Of course timing depends on size of steak, desire of 'doneness', etc but onc eyou get your timing right, the method is magic
I think the old "Never turna steak more than once" is just an outdated myth tbh. There's more science to it now which has probably even converted whoever came up with that rule/myth in the first place. I used to follow the rule, until I learned better ways of doing it
That myth about marinades is an eye-opener. We often marinate our meat, particularly with lemon juice for helping to tenderise.
Was just reading up on reverse searing at http://www.seriouseats.com/2017/03/how-to-reverse-sear-best-way-to-cook-steak.html, and sure enough @MoonshineBen has talked about it here. Will give it a try.

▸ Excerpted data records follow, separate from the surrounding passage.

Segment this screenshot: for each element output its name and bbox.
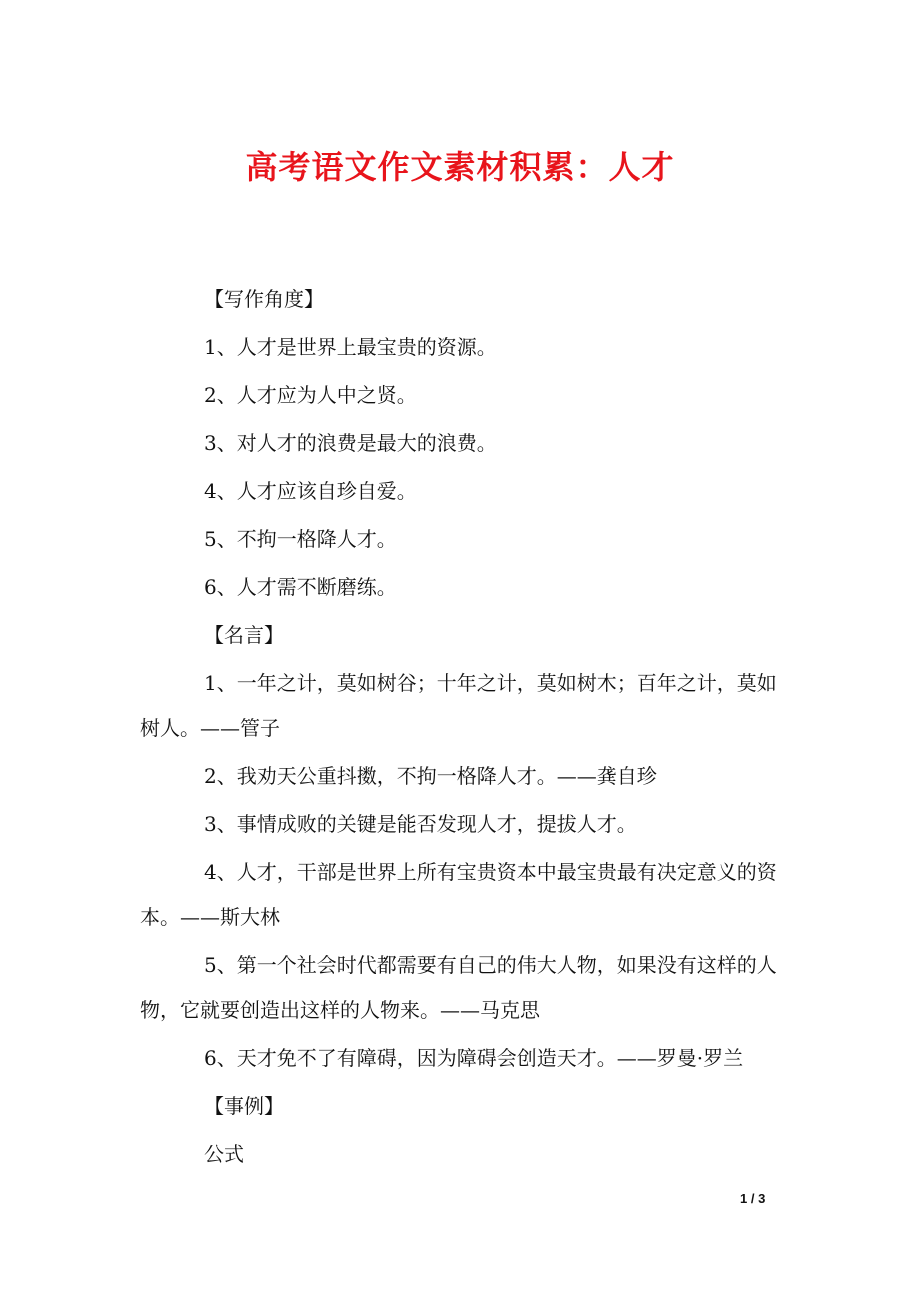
quote-item: 1、一年之计，莫如树谷；十年之计，莫如树木；百年之计，莫如树人。——管子 bbox=[140, 671, 777, 740]
quote-item: 2、我劝天公重抖擞，不拘一格降人才。——龚自珍 bbox=[204, 764, 657, 788]
angle-item: 1、人才是世界上最宝贵的资源。 bbox=[204, 335, 497, 359]
document-body bbox=[140, 275, 780, 1178]
quote-item: 4、人才，干部是世界上所有宝贵资本中最宝贵最有决定意义的资本。——斯大林 bbox=[140, 860, 777, 929]
angle-item: 4、人才应该自珍自爱。 bbox=[204, 479, 417, 503]
quote-item: 3、事情成败的关键是能否发现人才，提拔人才。 bbox=[204, 812, 637, 836]
angle-item: 5、不拘一格降人才。 bbox=[204, 527, 397, 551]
page-number: 1 / 3 bbox=[740, 1191, 766, 1206]
quote-item: 6、天才免不了有障碍，因为障碍会创造天才。——罗曼·罗兰 bbox=[204, 1046, 744, 1070]
section-heading-examples: 【事例】 bbox=[204, 1094, 284, 1118]
angle-item: 6、人才需不断磨练。 bbox=[204, 575, 397, 599]
document-title: 高考语文作文素材积累：人才 bbox=[245, 148, 675, 186]
section-heading-writing-angles: 【写作角度】 bbox=[204, 287, 324, 311]
angle-item: 3、对人才的浪费是最大的浪费。 bbox=[204, 431, 497, 455]
quote-item: 5、第一个社会时代都需要有自己的伟大人物，如果没有这样的人物，它就要创造出这样的人物来。——马克思 bbox=[140, 953, 777, 1022]
example-item: 公式 bbox=[204, 1142, 244, 1166]
angle-item: 2、人才应为人中之贤。 bbox=[204, 383, 417, 407]
section-heading-quotes: 【名言】 bbox=[204, 623, 284, 647]
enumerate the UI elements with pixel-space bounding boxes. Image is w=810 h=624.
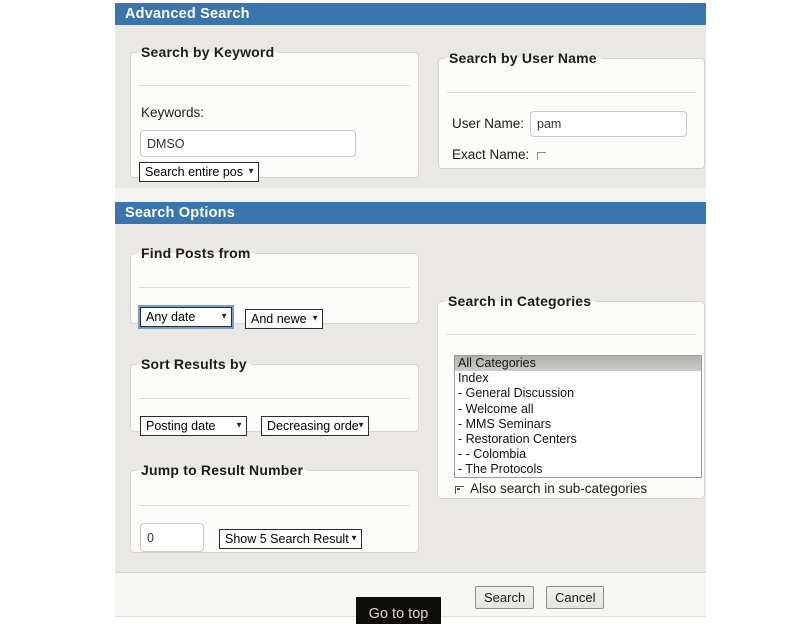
category-list-item[interactable]: All Categories: [455, 356, 701, 371]
advanced-search-title: Advanced Search: [125, 6, 250, 22]
category-list-item[interactable]: - The Protocols: [458, 462, 543, 477]
username-label: User Name:: [452, 116, 525, 131]
find-posts-legend: Find Posts from: [141, 245, 251, 261]
exact-name-label: Exact Name:: [452, 147, 530, 162]
category-list-item[interactable]: - - Colombia: [458, 447, 527, 462]
sort-order-value: Decreasing orde: [267, 419, 359, 433]
divider: [447, 92, 696, 93]
find-posts-fieldset: [130, 245, 419, 324]
category-list-item[interactable]: - Restoration Centers: [458, 432, 577, 447]
search-scope-dropdown[interactable]: [139, 162, 259, 182]
results-per-page-dropdown[interactable]: [219, 529, 362, 549]
divider: [139, 505, 410, 506]
exact-name-checkbox[interactable]: [537, 152, 546, 160]
divider: [139, 287, 410, 288]
search-by-keyword-legend: Search by Keyword: [141, 44, 275, 60]
advanced-search-header: [115, 3, 706, 25]
categories-listbox[interactable]: [454, 355, 702, 478]
subcategories-label: Also search in sub-categories: [470, 481, 648, 496]
sort-field-value: Posting date: [146, 419, 216, 433]
jump-to-result-fieldset: [130, 462, 419, 553]
chevron-down-icon: ▼: [220, 311, 228, 321]
sort-order-dropdown[interactable]: [261, 416, 369, 436]
go-to-top-button[interactable]: Go to top: [356, 597, 441, 624]
search-button[interactable]: Search: [475, 586, 534, 609]
newer-older-dropdown[interactable]: [245, 309, 323, 329]
divider: [139, 85, 410, 86]
search-by-username-legend: Search by User Name: [449, 50, 597, 66]
date-range-value: Any date: [146, 310, 196, 324]
search-options-title: Search Options: [125, 205, 235, 221]
cancel-button[interactable]: Cancel: [546, 586, 604, 609]
keywords-label: Keywords:: [141, 105, 205, 120]
chevron-down-icon: ▼: [235, 420, 243, 430]
search-by-username-fieldset: [438, 50, 705, 169]
sort-results-legend: Sort Results by: [141, 356, 247, 372]
results-per-page-value: Show 5 Search Result: [225, 532, 349, 546]
chevron-down-icon: ▼: [350, 533, 358, 543]
divider: [446, 334, 696, 335]
subcategories-checkbox[interactable]: [455, 486, 464, 494]
sort-field-dropdown[interactable]: [140, 416, 247, 436]
search-scope-value: Search entire pos: [145, 165, 243, 179]
divider: [139, 398, 410, 399]
chevron-down-icon: ▼: [311, 313, 319, 323]
jump-to-result-legend: Jump to Result Number: [141, 462, 304, 478]
category-list-item[interactable]: - Welcome all: [458, 401, 534, 416]
username-input[interactable]: [530, 111, 687, 137]
category-list-item[interactable]: - MMS Seminars: [458, 416, 552, 431]
chevron-down-icon: ▼: [247, 166, 255, 176]
category-list-item[interactable]: Index: [458, 371, 489, 386]
search-in-categories-legend: Search in Categories: [448, 293, 592, 309]
date-range-dropdown[interactable]: [140, 307, 232, 327]
newer-older-value: And newe: [251, 312, 307, 326]
section-divider: [115, 188, 706, 202]
sort-results-fieldset: [130, 356, 419, 432]
search-options-header: [115, 202, 706, 224]
result-number-input[interactable]: [140, 523, 204, 552]
keywords-input[interactable]: [140, 130, 356, 157]
chevron-down-icon: ▼: [357, 420, 365, 430]
search-in-categories-fieldset: [437, 293, 705, 499]
search-by-keyword-fieldset: [130, 44, 419, 178]
category-list-item[interactable]: - General Discussion: [458, 386, 575, 401]
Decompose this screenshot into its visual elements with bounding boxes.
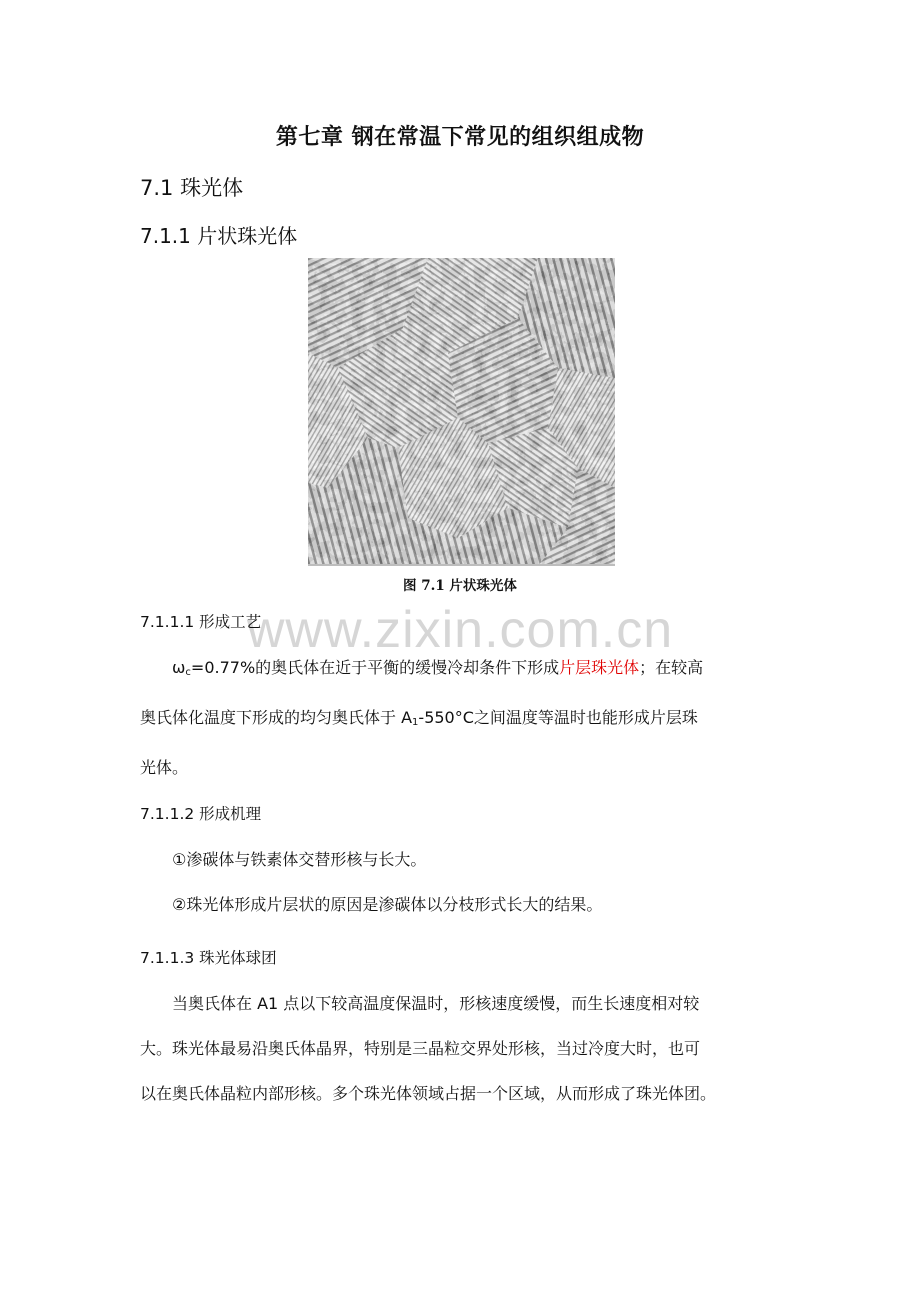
paragraph-line: 以在奥氏体晶粒内部形核。多个珠光体领域占据一个区域，从而形成了珠光体团。 [140,1084,717,1103]
highlighted-term: 片层珠光体 [559,658,640,677]
paragraph-formation-mechanism [140,837,780,927]
section-heading-7-1-1: 7.1.1 片状珠光体 [140,224,298,248]
paragraph-line [140,645,780,695]
list-item: ②珠光体形成片层状的原因是渗碳体以分枝形式长大的结果。 [172,895,603,914]
paragraph-pearlite-colony [140,981,780,1116]
paragraph-formation-process [140,645,780,790]
subsection-heading-7-1-1-1: 7.1.1.1 形成工艺 [140,613,262,631]
text-run: =0.77%的奥氏体在近于平衡的缓慢冷却条件下形成 [190,658,560,677]
pearlite-micrograph [308,258,615,566]
subsection-heading-7-1-1-2: 7.1.1.2 形成机理 [140,805,262,823]
figure-caption: 图 7.1 片状珠光体 [403,578,517,594]
omega-symbol: ω [172,658,186,677]
paragraph-line [140,695,780,745]
text-run: -550°C之间温度等温时也能形成片层珠 [418,708,698,727]
a1-subscript: 1 [412,717,419,728]
chapter-title: 第七章 钢在常温下常见的组织组成物 [275,125,645,150]
paragraph-line: 当奥氏体在 A1 点以下较高温度保温时，形核速度缓慢，而生长速度相对较 [172,994,700,1013]
list-item: ①渗碳体与铁素体交替形核与长大。 [172,850,427,869]
text-run: ；在较高 [639,658,704,677]
omega-subscript: c [185,667,191,678]
section-heading-7-1: 7.1 珠光体 [140,176,244,200]
watermark: www.zixin.com.cn [246,601,674,659]
text-run: 奥氏体化温度下形成的均匀奥氏体于 A [140,708,413,727]
paragraph-line: 光体。 [140,758,189,777]
paragraph-line: 大。珠光体最易沿奥氏体晶界，特别是三晶粒交界处形核，当过冷度大时，也可 [140,1039,701,1058]
subsection-heading-7-1-1-3: 7.1.1.3 珠光体球团 [140,949,277,967]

I have tried both ways of turning the steak only once and multiple times. I find the best steak is one that has been marinated overnight in olive oil and steak seasoning making sure you pierce the steak with a fork all over before marinading. Then first onto the open grill to sear it fast turning twice then depending on personal taste to complete the cooking on the flat top on the BBQ.
Thanks for joining in the discussion and sharing your technique @jonno172000. We're pleased you could join us. I trust you will find plenty of helpful advice and inspiration for your projects from Workshop community members as you browse the site and join in the conversations. Please let me know if you ever need a hand getting the most from the site.